Its engineers worked with counterparts from Network Rail and Carillion to carry out a detailed survey of track drainage on the Great Northern and Great Eastern (GNGE) line south east of Doncaster, South Yorkshire.
The work was part of a Network Rail strategy to increase the capacity and flexibility of the GNGE network by creating new routes for freight trains, freeing up space on main lines for passenger services.
A Network Rail spokesperson said: “The GNGE line is an important route for both freight and passenger trains, and the completion of this project is an essential element of our continuing investment in Britain’s railway.

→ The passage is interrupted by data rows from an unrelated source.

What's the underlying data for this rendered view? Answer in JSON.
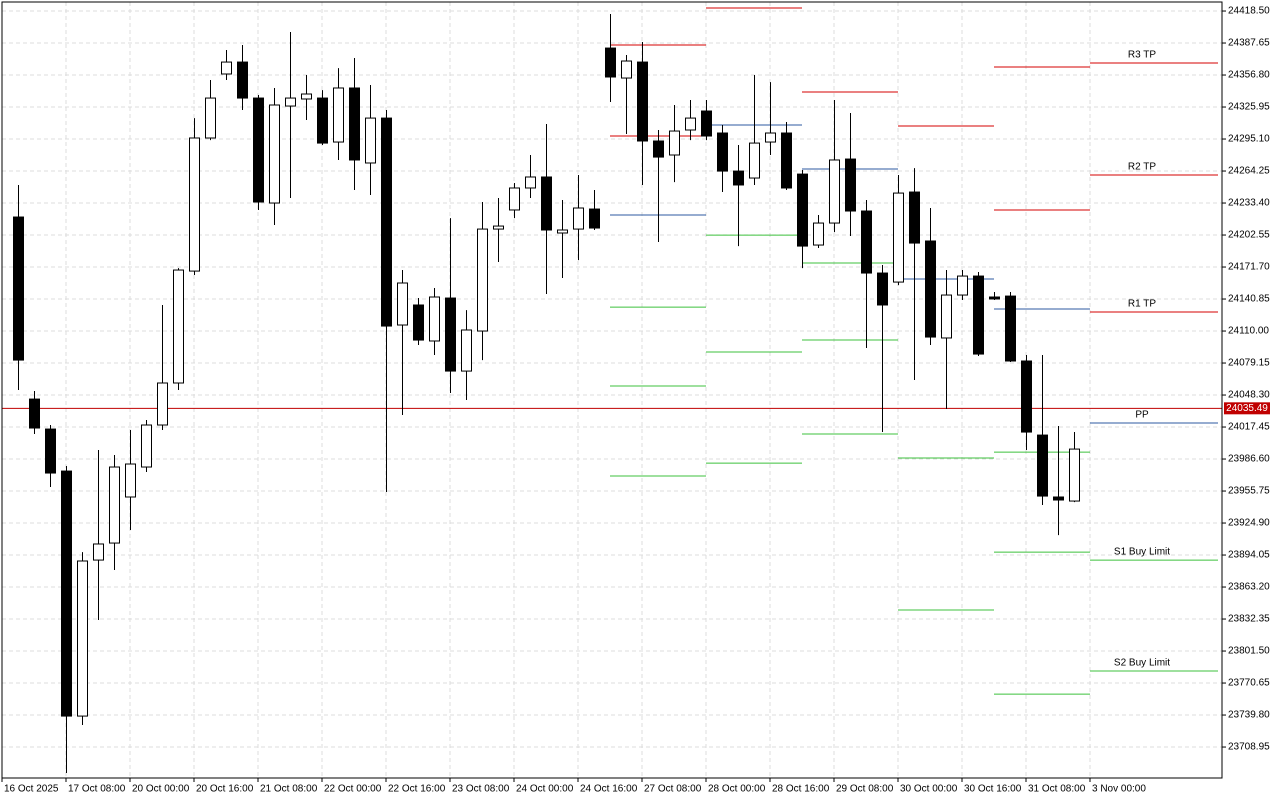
{
  "chart_data": {
    "type": "candlestick",
    "up_color": "#ffffff",
    "down_color": "#000000",
    "xlim": [
      -1,
      75.25
    ],
    "ylim": [
      23679.1,
      24427.2
    ],
    "grid": true,
    "xticks": [
      {
        "value": -1,
        "label": "16 Oct 2025"
      },
      {
        "value": 3,
        "label": "17 Oct 08:00"
      },
      {
        "value": 7,
        "label": "20 Oct 00:00"
      },
      {
        "value": 11,
        "label": "20 Oct 16:00"
      },
      {
        "value": 15,
        "label": "21 Oct 08:00"
      },
      {
        "value": 19,
        "label": "22 Oct 00:00"
      },
      {
        "value": 23,
        "label": "22 Oct 16:00"
      },
      {
        "value": 27,
        "label": "23 Oct 08:00"
      },
      {
        "value": 31,
        "label": "24 Oct 00:00"
      },
      {
        "value": 35,
        "label": "24 Oct 16:00"
      },
      {
        "value": 39,
        "label": "27 Oct 08:00"
      },
      {
        "value": 43,
        "label": "28 Oct 00:00"
      },
      {
        "value": 47,
        "label": "28 Oct 16:00"
      },
      {
        "value": 51,
        "label": "29 Oct 08:00"
      },
      {
        "value": 55,
        "label": "30 Oct 00:00"
      },
      {
        "value": 59,
        "label": "30 Oct 16:00"
      },
      {
        "value": 63,
        "label": "31 Oct 08:00"
      },
      {
        "value": 67,
        "label": "3 Nov 00:00"
      }
    ],
    "yticks": [
      {
        "value": 24418.5,
        "label": "24418.50"
      },
      {
        "value": 24387.65,
        "label": "24387.65"
      },
      {
        "value": 24356.8,
        "label": "24356.80"
      },
      {
        "value": 24325.95,
        "label": "24325.95"
      },
      {
        "value": 24295.1,
        "label": "24295.10"
      },
      {
        "value": 24264.25,
        "label": "24264.25"
      },
      {
        "value": 24233.4,
        "label": "24233.40"
      },
      {
        "value": 24202.55,
        "label": "24202.55"
      },
      {
        "value": 24171.7,
        "label": "24171.70"
      },
      {
        "value": 24140.85,
        "label": "24140.85"
      },
      {
        "value": 24110,
        "label": "24110.00"
      },
      {
        "value": 24079.15,
        "label": "24079.15"
      },
      {
        "value": 24048.3,
        "label": "24048.30"
      },
      {
        "value": 24017.45,
        "label": "24017.45"
      },
      {
        "value": 23986.6,
        "label": "23986.60"
      },
      {
        "value": 23955.75,
        "label": "23955.75"
      },
      {
        "value": 23924.9,
        "label": "23924.90"
      },
      {
        "value": 23894.05,
        "label": "23894.05"
      },
      {
        "value": 23863.2,
        "label": "23863.20"
      },
      {
        "value": 23832.35,
        "label": "23832.35"
      },
      {
        "value": 23801.5,
        "label": "23801.50"
      },
      {
        "value": 23770.65,
        "label": "23770.65"
      },
      {
        "value": 23739.8,
        "label": "23739.80"
      },
      {
        "value": 23708.95,
        "label": "23708.95"
      }
    ],
    "open": [
      24219.9,
      24044.4,
      24015.5,
      23975.0,
      23738.8,
      23889.2,
      23905.6,
      23950.0,
      23978.9,
      24019.4,
      24059.9,
      24167.8,
      24296.1,
      24357.8,
      24369.3,
      24334.6,
      24233.4,
      24326.9,
      24333.7,
      24334.6,
      24292.2,
      24344.3,
      24272.0,
      24315.3,
      24115.8,
      24135.1,
      24100.4,
      24141.8,
      24071.4,
      24110.0,
      24208.3,
      24226.7,
      24247.9,
      24258.5,
      24204.5,
      24208.3,
      24227.6,
      24382.8,
      24353.9,
      24369.3,
      24293.2,
      24279.7,
      24303.8,
      24322.1,
      24300.9,
      24264.2,
      24257.5,
      24292.2,
      24300.9,
      24261.3,
      24192.9,
      24214.1,
      24275.8,
      24225.7,
      24165.9,
      24157.2,
      24244.0,
      24196.8,
      24103.3,
      24144.7,
      24163.0,
      24142.8,
      24143.7,
      24081.1,
      24009.7,
      23950.0,
      23946.1
    ],
    "high": [
      24250.8,
      24052.2,
      24019.4,
      23979.9,
      23896.9,
      23995.3,
      23990.5,
      24014.6,
      24024.2,
      24135.1,
      24170.7,
      24315.3,
      24352.0,
      24380.9,
      24385.7,
      24337.5,
      24344.3,
      24398.3,
      24356.8,
      24342.3,
      24363.5,
      24373.2,
      24347.2,
      24323.1,
      24168.8,
      24141.8,
      24151.5,
      24218.9,
      24130.2,
      24234.4,
      24238.2,
      24252.7,
      24279.7,
      24309.6,
      24236.3,
      24260.4,
      24245.9,
      24415.6,
      24376.1,
      24388.6,
      24303.8,
      24327.9,
      24332.7,
      24332.7,
      24308.6,
      24289.3,
      24356.8,
      24350.0,
      24311.5,
      24265.2,
      24221.8,
      24332.7,
      24320.2,
      24236.3,
      24173.6,
      24260.4,
      24267.1,
      24228.6,
      24168.8,
      24168.8,
      24166.9,
      24147.6,
      24147.6,
      24086.9,
      24086.9,
      24018.4,
      24012.6
    ],
    "low": [
      24053.1,
      24010.7,
      23959.6,
      23683.9,
      23730.2,
      23831.4,
      23879.6,
      23918.2,
      23974.1,
      24014.6,
      24053.1,
      24164.0,
      24294.1,
      24352.0,
      24323.1,
      24226.7,
      24212.2,
      24238.2,
      24313.4,
      24289.3,
      24274.9,
      24245.9,
      24241.1,
      23954.8,
      24029.0,
      24096.5,
      24086.9,
      24050.2,
      24043.5,
      24082.0,
      24176.5,
      24218.9,
      24238.2,
      24145.7,
      24161.1,
      24178.4,
      24207.4,
      24330.8,
      24299.9,
      24250.8,
      24195.8,
      24253.6,
      24294.1,
      24294.1,
      24244.0,
      24191.9,
      24250.8,
      24279.7,
      24245.9,
      24170.7,
      24190.0,
      24205.4,
      24201.6,
      24093.6,
      24012.6,
      24154.3,
      24062.8,
      24096.5,
      24034.8,
      24139.9,
      24085.9,
      24139.9,
      24080.1,
      23995.3,
      23942.3,
      23913.3,
      23945.1
    ],
    "close": [
      24082.0,
      24016.5,
      23973.1,
      23738.8,
      23888.3,
      23904.7,
      23978.9,
      23981.8,
      24019.4,
      24059.9,
      24168.8,
      24296.1,
      24334.6,
      24369.3,
      24334.6,
      24234.4,
      24327.9,
      24334.6,
      24338.5,
      24291.2,
      24344.3,
      24274.9,
      24315.3,
      24114.8,
      24156.3,
      24101.3,
      24142.8,
      24071.4,
      24111.0,
      24208.3,
      24211.2,
      24247.9,
      24258.5,
      24207.4,
      24207.4,
      24228.6,
      24209.3,
      24354.9,
      24370.3,
      24293.2,
      24277.7,
      24302.8,
      24315.3,
      24298.0,
      24264.2,
      24250.8,
      24291.2,
      24300.9,
      24247.9,
      24191.9,
      24214.1,
      24274.9,
      24225.7,
      24165.9,
      24135.1,
      24243.0,
      24194.8,
      24104.2,
      24144.7,
      24163.0,
      24087.8,
      24140.9,
      24081.1,
      24012.6,
      23950.9,
      23947.1,
      23996.2
    ],
    "current_price": {
      "value": 24035.49,
      "color": "#c00000"
    },
    "pivots": [
      {
        "from": 37,
        "to": 43,
        "lines": [
          {
            "value": 24385.7,
            "color": "#d40000"
          },
          {
            "value": 24298.0,
            "color": "#d40000"
          },
          {
            "value": 24221.8,
            "color": "#2c5aa0"
          },
          {
            "value": 24133.1,
            "color": "#3cc03c"
          },
          {
            "value": 24057.0,
            "color": "#3cc03c"
          },
          {
            "value": 23970.2,
            "color": "#3cc03c"
          }
        ]
      },
      {
        "from": 43,
        "to": 49,
        "lines": [
          {
            "value": 24421.4,
            "color": "#d40000"
          },
          {
            "value": 24308.6,
            "color": "#2c5aa0"
          },
          {
            "value": 24202.5,
            "color": "#3cc03c"
          },
          {
            "value": 24089.8,
            "color": "#3cc03c"
          },
          {
            "value": 23982.7,
            "color": "#3cc03c"
          }
        ]
      },
      {
        "from": 49,
        "to": 55,
        "lines": [
          {
            "value": 24340.4,
            "color": "#d40000"
          },
          {
            "value": 24266.2,
            "color": "#2c5aa0"
          },
          {
            "value": 24175.6,
            "color": "#3cc03c"
          },
          {
            "value": 24101.3,
            "color": "#3cc03c"
          },
          {
            "value": 24010.7,
            "color": "#3cc03c"
          }
        ]
      },
      {
        "from": 55,
        "to": 61,
        "lines": [
          {
            "value": 24307.6,
            "color": "#d40000"
          },
          {
            "value": 24160.1,
            "color": "#2c5aa0"
          },
          {
            "value": 23987.6,
            "color": "#3cc03c"
          },
          {
            "value": 23841.0,
            "color": "#3cc03c"
          }
        ]
      },
      {
        "from": 61,
        "to": 67,
        "lines": [
          {
            "value": 24364.5,
            "color": "#d40000"
          },
          {
            "value": 24226.7,
            "color": "#d40000"
          },
          {
            "value": 24131.2,
            "color": "#2c5aa0"
          },
          {
            "value": 23993.3,
            "color": "#3cc03c"
          },
          {
            "value": 23896.9,
            "color": "#3cc03c"
          },
          {
            "value": 23760.0,
            "color": "#3cc03c"
          }
        ]
      },
      {
        "from": 67,
        "to": 75,
        "lines": [
          {
            "name": "R3 TP",
            "value": 24368.4,
            "color": "#d40000"
          },
          {
            "name": "R2 TP",
            "value": 24260.4,
            "color": "#d40000"
          },
          {
            "name": "R1 TP",
            "value": 24128.3,
            "color": "#d40000"
          },
          {
            "name": "PP",
            "value": 24021.3,
            "color": "#2c5aa0"
          },
          {
            "name": "S1 Buy Limit",
            "value": 23889.2,
            "color": "#3cc03c"
          },
          {
            "name": "S2 Buy Limit",
            "value": 23782.2,
            "color": "#3cc03c"
          }
        ]
      }
    ]
  }
}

“Demand for rail services continues to grow and the upgrade of this line was an important project to help meet that demand. The timescales and scope of the drain cleansing and CCTV survey project were challenging.
“As with all rail projects, planning and preparation is key to success and this is yet again another great example of collaboration between ourselves, Carillion and Lanes Group.”
The rail line had been lowered either side of a road bridge to create the extra height needed to incorporate the larger envelope of forthcoming freight traffic.
Trackside drain pipes then had to be cleaned and surveyed to ensure they had sufficient capacity to cope with winter rainfall.
Lanes Group, the UK’s leading drainage solutions provider, carried out the work during periods of track possession over two 12-hour night shifts.
A total of 11 catch pits and nearly 600 metres of 225 millimetre diameter trackside drains were de-silted and CCTV camera surveyed.
Lanes East Midlands Operations Manager Jim Hanrahan, site supervisor for Lanes, said: “Network Rail excavation crews removed ballast and other debris from the catch pits.
“This allowed our jet vac team to complete the cleaning process and jet through the lines. A mainline CCTV camera team then carried out a detailed drain survey.
“Their reports will be used to plan further improvements to the drainage system along this stretch of line, due to take place next year.
“All equipment was prepared well in advance, so it could be deployed quickly, maximising the amount of time spent working on site.”
Three 3,000 gallon jet vac tankers were used the project, operated from the rail bridge.
One tanker provided constant jetting support, while the others continuously collected water from a roadside hydrant.
Three remote access jet vac units were also deployed, and were transported to the worksite, along with all other equipment, on rail bogies.
They were connected in relay, allowing jetting to be carried out up to 300 metres from the main jet vac unit.
Pumps were used to divert water backed up behind several drain blockages, so the lines could be jetted, and the debris cleared.